What Remah has written that one cannot have multiple “primary teachers” is incorrect for we find that Rashi, at the close of the second chapter of Bava Metzia, interpreted the phrase- rov hokhmato-‘whether referring to his teacher in Bible [from whom he learned most of his biblical knowledge], whether referring to his teacher in Mishnah or his teacher in Talmud’ … thus one can say that this person acquired most of his biblical knowledge with one teacher, and most of his knowledge of Mishnah with another person, and  most of his knowledge of Talmud from another person, and most of his knowledge of Midrash and agaddot from another, and most of his knowledge of Kabbalah from another.15

R. Kohen writes explicitly as to the reality of having various primary teachers in distinct areas of Jewish learning.  Logically, there should be no reason not to extend this concept to having various primary teachers in distinct sub-sections within one general area of Torah. Thus, one might have a primary teacher for the practical study of Hilkhot Niddah, while having had a different primary teacher for the analytical study of Talmud or issues dealing with writing Gittin. If that be the case, there certainly would be room to see a community or an individual taking upon themselves a multiplicity of authorities with regards to various areas of halakhah in which they needed direction and guidance. Choosing the various authorities might be based upon the recognition that different scholars have different areas of expertise. Moreover, depending on the circumstances various halakhic decisors may have greater or lesser appreciation of the unique circumstances of that community share in the world-view and realty of that community or individual or be otherwise more qualified to rule in a particular subset of halakhah.

  1. Below is one section of a lengthy essay on the role of Minority Opinions in Horaah that I am preparing for publication later this year. []
  2.  R. Yitzhak noted that the townspeople who followed the ruling of R. Eliezer, their local authority, lived long lives (Shabbat 130a). []

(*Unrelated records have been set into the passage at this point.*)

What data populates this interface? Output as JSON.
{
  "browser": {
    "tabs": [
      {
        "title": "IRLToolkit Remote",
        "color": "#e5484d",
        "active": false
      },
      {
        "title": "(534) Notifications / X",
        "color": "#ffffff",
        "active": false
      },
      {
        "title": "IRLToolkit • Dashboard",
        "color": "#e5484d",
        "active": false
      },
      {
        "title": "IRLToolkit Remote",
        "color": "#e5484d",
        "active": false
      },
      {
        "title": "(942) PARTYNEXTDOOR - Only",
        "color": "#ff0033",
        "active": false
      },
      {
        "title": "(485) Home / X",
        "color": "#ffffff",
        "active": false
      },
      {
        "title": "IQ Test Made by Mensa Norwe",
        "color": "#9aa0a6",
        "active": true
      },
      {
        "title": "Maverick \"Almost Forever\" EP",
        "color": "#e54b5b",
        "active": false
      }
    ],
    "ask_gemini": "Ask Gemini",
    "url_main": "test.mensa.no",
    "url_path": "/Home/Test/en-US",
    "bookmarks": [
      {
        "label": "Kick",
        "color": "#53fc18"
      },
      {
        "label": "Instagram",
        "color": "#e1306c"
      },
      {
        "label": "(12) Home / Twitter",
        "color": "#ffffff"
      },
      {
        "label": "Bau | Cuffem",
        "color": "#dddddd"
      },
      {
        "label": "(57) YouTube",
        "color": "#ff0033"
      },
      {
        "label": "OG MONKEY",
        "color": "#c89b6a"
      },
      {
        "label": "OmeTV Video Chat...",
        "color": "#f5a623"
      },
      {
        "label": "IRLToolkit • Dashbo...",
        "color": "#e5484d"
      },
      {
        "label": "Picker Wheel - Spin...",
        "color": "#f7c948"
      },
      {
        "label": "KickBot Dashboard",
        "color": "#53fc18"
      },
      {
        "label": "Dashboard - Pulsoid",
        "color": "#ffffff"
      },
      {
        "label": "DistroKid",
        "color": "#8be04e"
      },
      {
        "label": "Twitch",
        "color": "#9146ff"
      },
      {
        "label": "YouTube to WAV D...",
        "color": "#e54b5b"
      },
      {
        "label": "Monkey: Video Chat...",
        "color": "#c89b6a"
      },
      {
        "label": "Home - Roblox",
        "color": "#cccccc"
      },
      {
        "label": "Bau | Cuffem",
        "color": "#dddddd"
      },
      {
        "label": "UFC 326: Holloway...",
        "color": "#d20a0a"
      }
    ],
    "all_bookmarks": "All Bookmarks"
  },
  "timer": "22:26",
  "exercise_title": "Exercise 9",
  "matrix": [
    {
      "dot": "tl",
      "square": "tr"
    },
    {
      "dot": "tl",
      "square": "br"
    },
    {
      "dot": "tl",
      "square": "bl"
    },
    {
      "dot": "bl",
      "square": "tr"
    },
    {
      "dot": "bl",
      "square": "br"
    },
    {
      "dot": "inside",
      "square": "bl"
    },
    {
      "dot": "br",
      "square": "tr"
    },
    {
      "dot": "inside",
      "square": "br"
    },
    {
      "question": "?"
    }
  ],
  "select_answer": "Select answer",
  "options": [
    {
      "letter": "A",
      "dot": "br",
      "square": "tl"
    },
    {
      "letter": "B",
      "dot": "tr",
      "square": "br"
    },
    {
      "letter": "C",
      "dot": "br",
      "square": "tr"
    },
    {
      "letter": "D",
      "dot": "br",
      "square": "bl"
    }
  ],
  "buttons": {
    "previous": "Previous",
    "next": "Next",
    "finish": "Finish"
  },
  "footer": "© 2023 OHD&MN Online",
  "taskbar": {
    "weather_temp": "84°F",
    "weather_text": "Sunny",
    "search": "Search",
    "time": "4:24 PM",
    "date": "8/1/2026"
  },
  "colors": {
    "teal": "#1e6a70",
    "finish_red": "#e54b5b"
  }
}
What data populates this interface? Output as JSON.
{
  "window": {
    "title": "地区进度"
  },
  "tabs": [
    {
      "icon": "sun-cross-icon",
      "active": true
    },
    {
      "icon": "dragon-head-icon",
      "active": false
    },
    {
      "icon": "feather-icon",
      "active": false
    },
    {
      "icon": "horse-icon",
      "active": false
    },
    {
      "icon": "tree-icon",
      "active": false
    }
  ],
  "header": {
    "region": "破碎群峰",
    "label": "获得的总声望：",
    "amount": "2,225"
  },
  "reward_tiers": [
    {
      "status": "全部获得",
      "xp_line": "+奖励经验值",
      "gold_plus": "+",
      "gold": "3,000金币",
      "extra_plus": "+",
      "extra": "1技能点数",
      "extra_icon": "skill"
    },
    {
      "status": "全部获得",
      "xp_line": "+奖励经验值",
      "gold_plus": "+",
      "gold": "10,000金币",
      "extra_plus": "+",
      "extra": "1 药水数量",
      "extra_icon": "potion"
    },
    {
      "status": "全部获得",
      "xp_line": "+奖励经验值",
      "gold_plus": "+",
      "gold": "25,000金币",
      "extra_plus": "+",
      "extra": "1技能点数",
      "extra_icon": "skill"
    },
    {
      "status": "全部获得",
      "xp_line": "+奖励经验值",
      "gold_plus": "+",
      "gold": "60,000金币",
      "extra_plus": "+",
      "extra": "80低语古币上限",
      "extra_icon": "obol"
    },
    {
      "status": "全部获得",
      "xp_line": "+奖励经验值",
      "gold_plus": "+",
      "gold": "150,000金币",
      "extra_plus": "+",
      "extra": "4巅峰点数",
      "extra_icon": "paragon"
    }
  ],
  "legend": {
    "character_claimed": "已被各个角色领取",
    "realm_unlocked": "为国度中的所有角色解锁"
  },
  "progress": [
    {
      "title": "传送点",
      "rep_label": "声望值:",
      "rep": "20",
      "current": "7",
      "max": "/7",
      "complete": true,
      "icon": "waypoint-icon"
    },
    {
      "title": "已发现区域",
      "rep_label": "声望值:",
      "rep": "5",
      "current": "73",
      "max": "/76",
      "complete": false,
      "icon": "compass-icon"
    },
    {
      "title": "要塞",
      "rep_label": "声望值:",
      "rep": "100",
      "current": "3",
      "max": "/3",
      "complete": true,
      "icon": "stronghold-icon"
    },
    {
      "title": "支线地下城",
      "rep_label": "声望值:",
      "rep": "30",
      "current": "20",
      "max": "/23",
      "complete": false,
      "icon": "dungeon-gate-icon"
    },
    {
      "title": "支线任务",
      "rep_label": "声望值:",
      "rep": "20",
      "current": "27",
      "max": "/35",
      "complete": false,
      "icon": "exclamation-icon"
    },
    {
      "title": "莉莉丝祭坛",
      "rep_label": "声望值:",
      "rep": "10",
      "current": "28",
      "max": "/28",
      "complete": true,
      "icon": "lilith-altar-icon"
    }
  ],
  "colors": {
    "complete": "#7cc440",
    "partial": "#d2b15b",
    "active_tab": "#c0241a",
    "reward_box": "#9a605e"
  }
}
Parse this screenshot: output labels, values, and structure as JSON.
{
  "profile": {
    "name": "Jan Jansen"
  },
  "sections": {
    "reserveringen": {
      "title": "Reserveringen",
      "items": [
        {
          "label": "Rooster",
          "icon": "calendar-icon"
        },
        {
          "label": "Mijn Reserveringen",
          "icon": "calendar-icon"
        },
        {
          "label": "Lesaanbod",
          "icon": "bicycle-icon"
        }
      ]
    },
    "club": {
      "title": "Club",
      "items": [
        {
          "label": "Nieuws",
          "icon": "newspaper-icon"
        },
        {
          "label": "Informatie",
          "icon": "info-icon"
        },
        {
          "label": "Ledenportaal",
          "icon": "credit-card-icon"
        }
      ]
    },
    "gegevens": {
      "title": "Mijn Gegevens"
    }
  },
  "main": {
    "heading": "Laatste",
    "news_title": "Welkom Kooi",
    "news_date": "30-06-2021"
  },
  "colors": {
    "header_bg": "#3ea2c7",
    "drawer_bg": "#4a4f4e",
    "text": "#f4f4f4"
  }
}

  3. The Talmud here does not, nor in the parallel sugyot, explicitly discuss the relationship of this concept to the halakhah of zakein mamrei which severely limits the autonomy of the individual authority. It would appear to this writer that the concept here of the full autonomy of the mara de-atra exists in the absence of any formal ruling by the Great Court in Jerusalem one way or the other. In instances when that court had definitively ruled on a subject there would be no room for the individual authority to continue to preach and advocate the practice of his contrary ruling. In the absence, however, of that specific body ruling on the subject the individual authority and the inhabitants of his locale would be fully entitled to continue following his rulings even in the face of consensus or the explicit statement of the Talmud to the contrary. []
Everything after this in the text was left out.